Insurance is one of the more straightforward categories — most premiums that protect the business are deductible business expenses — but it contains two famous traps: health insurance and life insurance, which look like business costs and mostly aren't. Here's the map.
Clearly deductible: policies that protect the business
Premiums for coverage that is ordinary and necessary for your trade are deductible in the year they cover. That includes:
- General liability — slip-and-fall, property damage, the baseline policy nearly every business carries
- Professional liability / errors & omissions / malpractice — for anyone selling advice, design, code, or care
- Commercial property insurance on business buildings, equipment, and inventory
- Business owner's policies (BOPs) that bundle liability and property
- Workers' compensation — required in most states once you have employees
- Commercial auto on business vehicles (if you deduct actual vehicle costs; the standard mileage rate already includes insurance)
- Cyber liability, employment practices liability, product liability, business interruption coverage
- Fidelity bonds and performance bonds your clients require
- Business renters insurance on a leased office or studio
If you pay an annual premium up front, cash-basis businesses can generally deduct it when paid under the 12-month rule; multi-year policies should be spread over the coverage period.
Health insurance: deductible, but not here
For sole proprietors, partners, and more-than-2% S corporation shareholders, health insurance premiums for you and your family are usually deductible — but as a personal adjustment to income (the self-employed health insurance deduction on your 1040), not as a business expense on Schedule C. The distinction matters: run it through the business books and you'll overstate business expenses while your tax preparer moves it anyway.
The picture changes with employees: premiums a business pays for employee group health coverage are deductible business expenses (and S corp shareholder premiums flow through wages in a specific way your payroll provider should handle). If you reimburse employees for individual coverage, formal arrangements like a QSEHRA or ICHRA are the compliant route — improvised reimbursements can trigger steep penalties.
The self-employed deduction also can't exceed the business's profit, and isn't available for months you were eligible for an employer plan (yours or a spouse's).
Life and disability: mostly personal
- Life insurance premiums are not deductible when the business (or you) is a direct or indirect beneficiary — which covers nearly every small-business scenario, including policies backing a loan or funding a buy-sell agreement.
- Disability insurance that replaces your own income is a personal expense. There's a real trade-off baked in: pay premiums personally with after-tax money and benefits are tax-free; deduct them (where even possible) and benefits become taxable. Most advisors prefer the tax-free benefit.

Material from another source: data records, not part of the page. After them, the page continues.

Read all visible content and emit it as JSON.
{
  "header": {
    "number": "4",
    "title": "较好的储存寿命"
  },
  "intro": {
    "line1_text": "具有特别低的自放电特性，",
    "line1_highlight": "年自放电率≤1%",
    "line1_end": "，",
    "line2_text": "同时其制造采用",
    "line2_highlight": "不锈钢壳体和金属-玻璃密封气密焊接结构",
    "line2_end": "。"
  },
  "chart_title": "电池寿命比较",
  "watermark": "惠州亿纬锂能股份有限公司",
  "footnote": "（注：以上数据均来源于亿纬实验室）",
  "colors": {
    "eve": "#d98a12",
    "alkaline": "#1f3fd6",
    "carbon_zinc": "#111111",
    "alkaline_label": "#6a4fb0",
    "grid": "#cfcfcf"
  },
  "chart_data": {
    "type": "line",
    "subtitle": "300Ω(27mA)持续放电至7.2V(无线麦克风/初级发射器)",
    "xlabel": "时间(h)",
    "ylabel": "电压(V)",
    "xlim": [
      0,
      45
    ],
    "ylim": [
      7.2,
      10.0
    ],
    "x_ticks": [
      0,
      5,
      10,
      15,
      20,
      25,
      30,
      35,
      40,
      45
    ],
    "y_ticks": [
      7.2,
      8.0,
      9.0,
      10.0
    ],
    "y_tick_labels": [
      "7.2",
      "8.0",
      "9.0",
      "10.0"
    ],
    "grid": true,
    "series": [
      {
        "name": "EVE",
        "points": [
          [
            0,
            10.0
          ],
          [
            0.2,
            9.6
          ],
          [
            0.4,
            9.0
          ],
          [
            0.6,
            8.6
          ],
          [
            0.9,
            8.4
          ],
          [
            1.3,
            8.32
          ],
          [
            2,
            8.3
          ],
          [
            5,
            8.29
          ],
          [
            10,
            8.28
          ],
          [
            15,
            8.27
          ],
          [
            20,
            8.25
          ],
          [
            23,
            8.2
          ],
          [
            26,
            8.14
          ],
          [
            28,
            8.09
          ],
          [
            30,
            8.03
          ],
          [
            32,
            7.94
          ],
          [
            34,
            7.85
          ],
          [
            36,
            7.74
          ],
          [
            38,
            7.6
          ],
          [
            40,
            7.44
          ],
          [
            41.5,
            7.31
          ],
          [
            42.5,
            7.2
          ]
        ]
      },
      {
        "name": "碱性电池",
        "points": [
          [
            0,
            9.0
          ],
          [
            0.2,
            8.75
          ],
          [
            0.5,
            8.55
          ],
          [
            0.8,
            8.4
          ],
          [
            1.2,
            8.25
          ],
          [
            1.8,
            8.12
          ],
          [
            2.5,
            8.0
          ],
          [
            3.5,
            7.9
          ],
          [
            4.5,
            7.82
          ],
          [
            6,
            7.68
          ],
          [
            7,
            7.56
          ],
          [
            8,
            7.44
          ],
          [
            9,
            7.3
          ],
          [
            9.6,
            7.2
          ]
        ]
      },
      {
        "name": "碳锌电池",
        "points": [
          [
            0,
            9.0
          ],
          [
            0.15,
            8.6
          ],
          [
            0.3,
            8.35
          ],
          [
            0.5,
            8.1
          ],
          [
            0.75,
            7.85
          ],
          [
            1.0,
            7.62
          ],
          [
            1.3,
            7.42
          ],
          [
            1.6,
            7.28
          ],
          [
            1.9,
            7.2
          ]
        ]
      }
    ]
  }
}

- Business overhead expense disability policies — which pay the business's rent and payroll while you're disabled — are the exception: premiums deductible, benefits taxable.
Mixed-use policies
Where coverage spans business and personal, deduct the business share only. The classic examples: a rider on your homeowners policy covering business equipment (deductible), the base homeowners policy (personal, except a home-office percentage if you use the actual-expense method), and auto insurance on a car used 60% for business (60%, and only under the actual-cost method).
Bookkeeping notes
Keep one insurance account and use transaction notes to name the policy and coverage period ("GL policy 2026, Hartford, Jan–Dec"). Annual premiums arrive as lumpy charges, so notes prevent the June question about a $1,900 payment. Keep declarations pages with your records — auditors like to match premiums to actual policies, and so will you at renewal time when comparison shopping. Finally, when a policy refunds or audits down your premium (common with workers' comp), record the refund against the same account so the year's net cost is accurate.